Adherents of sacred violence will always decry those who follow ‘the slippery slope’ of desacralization for they are correct: once the church or the Bible becomes desacralized, it becomes profane, or part of the common world or the common public. And this is exactly what has happened in Protestantism for the past 350 years or more. This is why Fundamentalists and Evangelicals are so terrified at losing their ‘Holy Book’ for they know once that happens they will no longer be able to call upon their ‘Holy God’ in order to justify their ‘Holy Mythology’ of violence. They somehow intuit that the desacralization of the Book leads to the profanation of the planet where all life would be considered precious.  They somehow sense that without their ‘Holy Book’ the marks of differentiation which allow them to parade their ‘rightness’ and also allow them to justify theologies that differentiate (Christian/Pagan, Heaven/Hell, saint/sinner) also fall by the wayside. Well, Hallelujah, it is the Gospel that is breaking down these humanly constructed sacred walls (Eph 2, Gal 3:28ff).

It is not the desire to live ‘unholy’ lives that is bringing about the desacralization of the Christian faith; nor is it some alleged desire for people to run amok in moral chaos. No. It is the cross of Christ which is doing all this damage to Christianity as a religion, for the Gospel was never meant to form a religion.

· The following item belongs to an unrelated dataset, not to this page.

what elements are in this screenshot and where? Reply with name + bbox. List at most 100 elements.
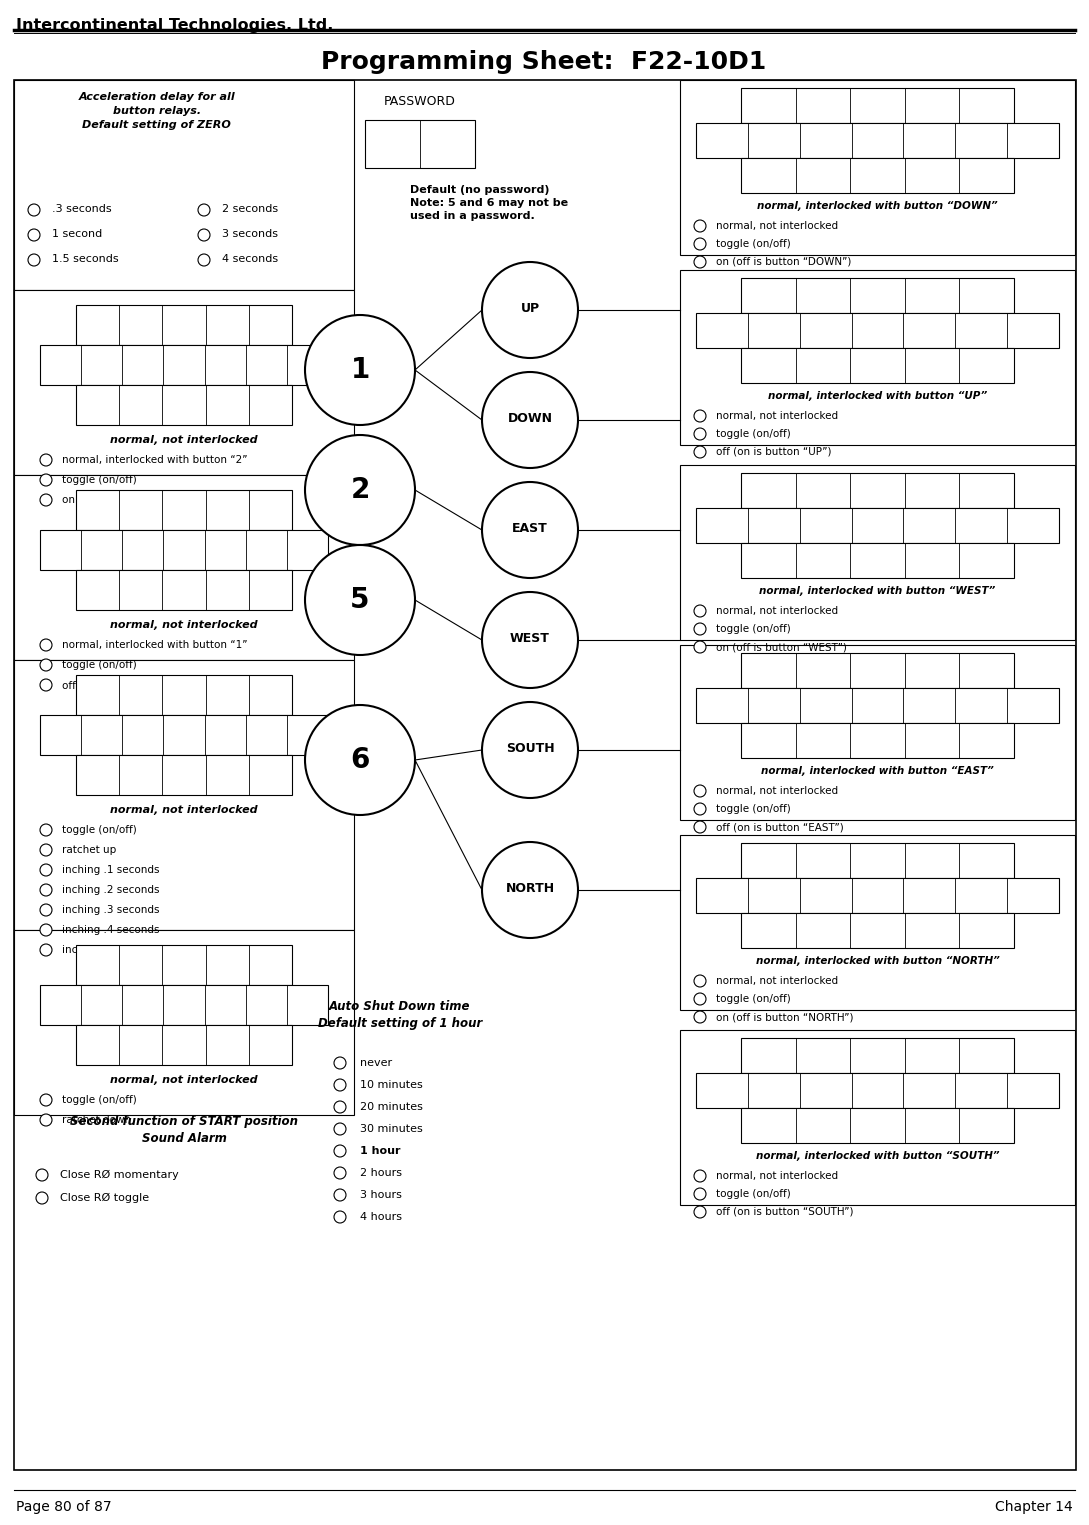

It is the one message that destructures, invalidates and critiques all religion and it begins first and foremost with that religion which claims the Gospel for itself, Christianity.

If you are looking for someone to blame for the desacralization of Christianity, don’t blame the gays or the academics or the liberals or the commies or the Muslims or the atheists. Blame God. For it was God who was in Christ reconciling the world to God’s self, it was Jesus who was crucified outside the city in the profane space. It is by the Spirit of God that we are finally able to get past all of our religious superstition and come to terms with the reality that all life is profane before the Cross; and thus if we are going to reinvest space, time , place and history with ‘sacredness’ it will be a sacredness of nonviolence, of peacemaking, of love. This alone is the ‘true’ sacred.